De Thomas Flichy de La Neuville :
"Les Etats-Unis viennent d’opérer trois actions militaires spectaculaires. Il s’agit en premier lieu d’une frappe effectuée le 7 avril sur la base syrienne de Sha’irat par 59 missiles de croisière, en second lieu de l’envoi du porte-avion Carl Vinson, accompagné de son escadre navale vers les eaux de Corée du Nord, et en troisième lieu du largage d’une bombe de type Moab en Afghanistan. Ces actions ont laissé penser que le président Trump opérait un virement à 180° de sa politique étrangère. En réalité, la base de Sha’irat fonctionnait à nouveau normalement un jour après l’attaque. Quant à l’escadre américaine, elle effectuait des manœuvres conjointes avec la Corée du sud depuis le 1er mars dernier. Ceci nous montre qu’il est parfois hasardeux de confondre les actions de communication militaire avec les véritables revirements stratégiques.
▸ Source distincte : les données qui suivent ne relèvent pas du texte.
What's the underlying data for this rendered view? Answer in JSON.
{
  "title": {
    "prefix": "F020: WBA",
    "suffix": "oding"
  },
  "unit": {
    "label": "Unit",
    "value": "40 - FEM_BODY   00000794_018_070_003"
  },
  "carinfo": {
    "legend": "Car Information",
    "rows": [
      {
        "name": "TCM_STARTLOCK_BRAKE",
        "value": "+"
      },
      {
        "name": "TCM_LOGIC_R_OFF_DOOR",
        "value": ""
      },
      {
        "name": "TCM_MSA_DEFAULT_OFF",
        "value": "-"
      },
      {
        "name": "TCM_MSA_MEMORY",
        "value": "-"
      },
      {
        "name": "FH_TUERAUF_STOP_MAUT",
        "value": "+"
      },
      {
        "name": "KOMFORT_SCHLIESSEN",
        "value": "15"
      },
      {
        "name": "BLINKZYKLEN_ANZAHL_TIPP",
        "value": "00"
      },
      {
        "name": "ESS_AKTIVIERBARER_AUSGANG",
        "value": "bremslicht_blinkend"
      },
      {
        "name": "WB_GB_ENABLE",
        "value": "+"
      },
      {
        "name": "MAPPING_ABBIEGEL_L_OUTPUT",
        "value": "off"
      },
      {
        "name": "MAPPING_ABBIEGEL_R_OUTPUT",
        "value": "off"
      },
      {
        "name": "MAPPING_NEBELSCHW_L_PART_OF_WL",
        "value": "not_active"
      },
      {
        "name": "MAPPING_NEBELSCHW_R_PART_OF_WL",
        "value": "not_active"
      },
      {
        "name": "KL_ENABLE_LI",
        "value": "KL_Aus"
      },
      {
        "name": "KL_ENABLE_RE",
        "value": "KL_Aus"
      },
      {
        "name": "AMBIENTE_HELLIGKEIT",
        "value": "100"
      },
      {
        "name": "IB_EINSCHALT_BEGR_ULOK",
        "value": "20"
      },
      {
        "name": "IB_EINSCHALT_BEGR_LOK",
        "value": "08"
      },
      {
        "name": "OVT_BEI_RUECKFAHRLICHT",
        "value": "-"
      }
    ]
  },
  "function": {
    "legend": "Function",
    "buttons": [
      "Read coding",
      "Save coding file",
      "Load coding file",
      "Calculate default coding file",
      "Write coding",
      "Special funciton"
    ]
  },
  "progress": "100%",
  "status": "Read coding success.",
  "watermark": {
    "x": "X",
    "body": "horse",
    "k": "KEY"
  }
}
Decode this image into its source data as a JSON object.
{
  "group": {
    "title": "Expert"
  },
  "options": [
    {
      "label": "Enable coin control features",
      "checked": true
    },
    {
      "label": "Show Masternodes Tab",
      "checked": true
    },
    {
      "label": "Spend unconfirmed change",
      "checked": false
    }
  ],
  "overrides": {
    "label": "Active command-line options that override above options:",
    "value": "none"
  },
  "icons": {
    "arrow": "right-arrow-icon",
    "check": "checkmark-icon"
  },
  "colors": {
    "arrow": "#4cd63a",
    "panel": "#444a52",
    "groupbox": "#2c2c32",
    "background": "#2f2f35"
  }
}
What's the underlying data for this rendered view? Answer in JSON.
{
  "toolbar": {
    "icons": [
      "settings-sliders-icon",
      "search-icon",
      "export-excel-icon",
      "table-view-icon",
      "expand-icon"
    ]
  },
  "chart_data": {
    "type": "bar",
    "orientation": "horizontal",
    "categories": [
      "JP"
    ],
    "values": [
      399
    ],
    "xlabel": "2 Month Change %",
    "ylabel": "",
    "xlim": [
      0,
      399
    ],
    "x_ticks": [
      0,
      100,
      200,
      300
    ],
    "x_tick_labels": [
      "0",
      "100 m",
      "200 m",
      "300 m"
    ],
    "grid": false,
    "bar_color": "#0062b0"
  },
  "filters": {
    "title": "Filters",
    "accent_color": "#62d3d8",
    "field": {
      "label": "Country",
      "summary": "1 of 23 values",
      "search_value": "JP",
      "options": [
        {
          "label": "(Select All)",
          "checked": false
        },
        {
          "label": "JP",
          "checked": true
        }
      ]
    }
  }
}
Quelles sont donc les raisons de ces deux actions de communication, sans grand effet sur les équilibres géopolitiques du monde ? Il faut bien comprendre que le véritable front pour le président Trump n’est ni au Levant ni en Extrême-Orient mais bien à l’intérieur de la Maison Blanche. Le nouveau président a été élu malgré l’opposition de l’ensemble de l’appareil d’Etat, qui prédisait avec une grande constance sa défaite à venir dans les sondages. Il doit aujourd’hui s’emparer des leviers de commande des Etats-Unis malgré l’hostilité du pouvoir judiciaire, médiatique, et financier. Or ses soutiens fiables - qui ont déserté depuis longtemps les sphères de l’intelligence politique et culturelle pour se livrer aux activités mercantiles – sont trop peu nombreux pour pouvoir occuper les postes à responsabilité. Ceci explique en partie la militarisation de la haute administration. Le président a donc été élu, mais ne disposant pas de la masse critique de cadres compétents, il est paralysé.
Pour le président, le temps est compté, puisque les mid-term elections auront lieu le 6 novembre 2018. Il sait que les présidents des Etats-Unis qui ont affronté avant lui la Federal reserve n’y ont pas survécu. Il s’agit d’Abraham Lincoln et de John Kennedy. Il lui faut donc donner des gages à ses adversaires. Il a dû accepter le renvoi de ses amis proches le général Flynn puis Steve Bannon. Il sait surtout que la seule façon de s’emparer du pouvoir tout en donnant des gages à ses adversaires néo-conservateurs qui ont pensé et mis en œuvre le chaos constructeur au cours de la dernière décennie, consiste à lancer des offensives militaires ou bien à faire mine de le faire. Le complexe militaro-industriel demandait des guerres maîtrisées pour écouler ses productions avec régularité. Donald Trump vient de le leurrer avec un brin de malice. Quelques heures après que les missiles de croisière eussent été tirés sur des hangars vides, l’adversaire, ébloui par les feux, ouvrait un large bec et laissait tomber sa proie. Le juge fédéral Neil Gorsuch – fidèle du président – était en effet adoubé par le Sénat. C’est la plus grande victoire intérieure de Donald Trump depuis le 20 janvier. Le corbeau honteux et confus jura, mais un peu tard qu’on ne l’y prendrai plus."